An award winning essay by K.B. Khushalani


  1. Honesty promotes, dishonesty impedes all business

Never can anyone lose in business because of his honesty, and when such a report is received, one can take it for certain that there must be some other defect or defects in the organization, and that were it not for honesty, the concerned party would have incurred greater loss and at a much -earlier date than otherwise, for, as said above, that which takes long to establish takes long to dwindle. Honesty in fact makes up for many defects in staff, in management, in organization and individual abilities; it protects from grave fears. Weak administration, careless management, deficient organization, expenditure disproportionate to income incurred for unnecessary show, squandering of money by responsible persons connected with the concern, improper investment, defective accounts and dishonesty on the part of some one or other are the salient causes of failures of business, heavy losses and bankruptcy. A majority of failures occuring in petty concerns are due to defective accounts, but a still higher proportion of failures in both petty and big concerns can be attributed to dishonesty. Dishonesty is a termite, a canker, a pest that can eat up the very tissue of any undertaking, retard its growth and finally destroy it in toto.
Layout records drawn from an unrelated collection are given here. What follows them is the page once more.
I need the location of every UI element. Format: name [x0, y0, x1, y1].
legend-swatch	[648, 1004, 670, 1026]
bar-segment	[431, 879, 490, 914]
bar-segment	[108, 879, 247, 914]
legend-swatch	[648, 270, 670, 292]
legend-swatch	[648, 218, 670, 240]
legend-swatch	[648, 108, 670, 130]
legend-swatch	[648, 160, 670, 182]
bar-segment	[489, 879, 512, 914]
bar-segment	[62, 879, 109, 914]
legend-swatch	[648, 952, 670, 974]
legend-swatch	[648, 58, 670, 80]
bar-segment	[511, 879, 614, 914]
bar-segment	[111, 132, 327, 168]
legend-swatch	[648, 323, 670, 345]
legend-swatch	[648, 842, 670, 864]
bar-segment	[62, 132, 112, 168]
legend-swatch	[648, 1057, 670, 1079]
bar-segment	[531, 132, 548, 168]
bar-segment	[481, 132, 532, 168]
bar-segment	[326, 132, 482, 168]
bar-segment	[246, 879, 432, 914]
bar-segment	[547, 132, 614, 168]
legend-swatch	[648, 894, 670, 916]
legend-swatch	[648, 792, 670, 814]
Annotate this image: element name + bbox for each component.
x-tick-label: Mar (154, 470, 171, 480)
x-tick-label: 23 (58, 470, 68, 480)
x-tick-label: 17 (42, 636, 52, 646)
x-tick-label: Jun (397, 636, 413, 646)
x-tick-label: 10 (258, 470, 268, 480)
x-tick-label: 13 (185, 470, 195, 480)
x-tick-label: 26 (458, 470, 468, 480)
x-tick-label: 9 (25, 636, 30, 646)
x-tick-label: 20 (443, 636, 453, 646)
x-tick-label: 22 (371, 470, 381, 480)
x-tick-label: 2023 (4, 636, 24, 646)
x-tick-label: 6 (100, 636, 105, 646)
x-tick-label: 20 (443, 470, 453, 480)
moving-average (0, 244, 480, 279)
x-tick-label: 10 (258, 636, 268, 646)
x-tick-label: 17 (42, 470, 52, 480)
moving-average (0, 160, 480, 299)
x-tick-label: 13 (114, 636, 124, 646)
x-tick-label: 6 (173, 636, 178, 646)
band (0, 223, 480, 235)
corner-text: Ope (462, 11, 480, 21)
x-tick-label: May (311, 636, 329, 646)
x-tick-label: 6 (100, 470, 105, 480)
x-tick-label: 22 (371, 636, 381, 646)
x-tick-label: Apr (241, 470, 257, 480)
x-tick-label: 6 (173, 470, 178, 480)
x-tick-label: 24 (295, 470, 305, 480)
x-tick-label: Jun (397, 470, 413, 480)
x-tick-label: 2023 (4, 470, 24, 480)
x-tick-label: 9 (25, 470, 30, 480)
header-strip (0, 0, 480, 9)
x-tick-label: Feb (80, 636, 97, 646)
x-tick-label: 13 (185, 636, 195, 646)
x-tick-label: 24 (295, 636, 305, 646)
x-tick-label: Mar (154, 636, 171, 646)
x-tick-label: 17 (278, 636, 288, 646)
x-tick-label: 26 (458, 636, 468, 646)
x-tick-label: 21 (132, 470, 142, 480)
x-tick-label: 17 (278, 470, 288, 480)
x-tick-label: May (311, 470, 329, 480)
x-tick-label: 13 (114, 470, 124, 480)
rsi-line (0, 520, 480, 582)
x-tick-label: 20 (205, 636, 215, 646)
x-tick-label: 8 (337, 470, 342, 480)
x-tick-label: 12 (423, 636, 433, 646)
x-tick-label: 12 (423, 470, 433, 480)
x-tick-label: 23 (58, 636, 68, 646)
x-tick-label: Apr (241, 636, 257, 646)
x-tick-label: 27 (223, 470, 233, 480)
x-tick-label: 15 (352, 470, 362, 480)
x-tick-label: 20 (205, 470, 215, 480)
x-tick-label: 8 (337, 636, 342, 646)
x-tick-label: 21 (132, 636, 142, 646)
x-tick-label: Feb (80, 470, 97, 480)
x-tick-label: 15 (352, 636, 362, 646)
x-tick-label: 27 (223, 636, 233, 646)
It needs to be guarded against from the beginning to the end


  1. Dishonesty – its effects on the employees

Dishonesty of the master induces the servant to be dishonest: it becomes a vicious circle ever widening itself by absorbing freshmen every day, and like an infectious disease catching hold of every one coming in contact- Every act of cheating by the employer produces a reflex effect on the employee, who, by his intimate contact with the former, is enamoured of the alluring gains easily got by the cut-short methods, and is tempted to adopt them for his personal benefit. He has none else to rob except his master; and he starts with double vengeance to make up for the time ‘uselessly passed in honesty’, he feels least for his master whose profession is cheating; and he knows that he has his share in the earnings of his master, which he wants to have over and above his pay as a reward; for sharing his sins and consequent smothering of his own conscience. The poor employer is doubly affected: his tricks-being sufficiently known by this time, his customers have started leaving him, and he finds his business on the wane on one hand, and on the other he is being robbed at home. He realizes his folly too late, or he may not realize it at all throughout his life. The vice invented by him has caught and entangled him. Similarly many partnerships have been ruined by dishonesty, If the same trader had put in all his efforts to prosper by honest means, he would surely have done better.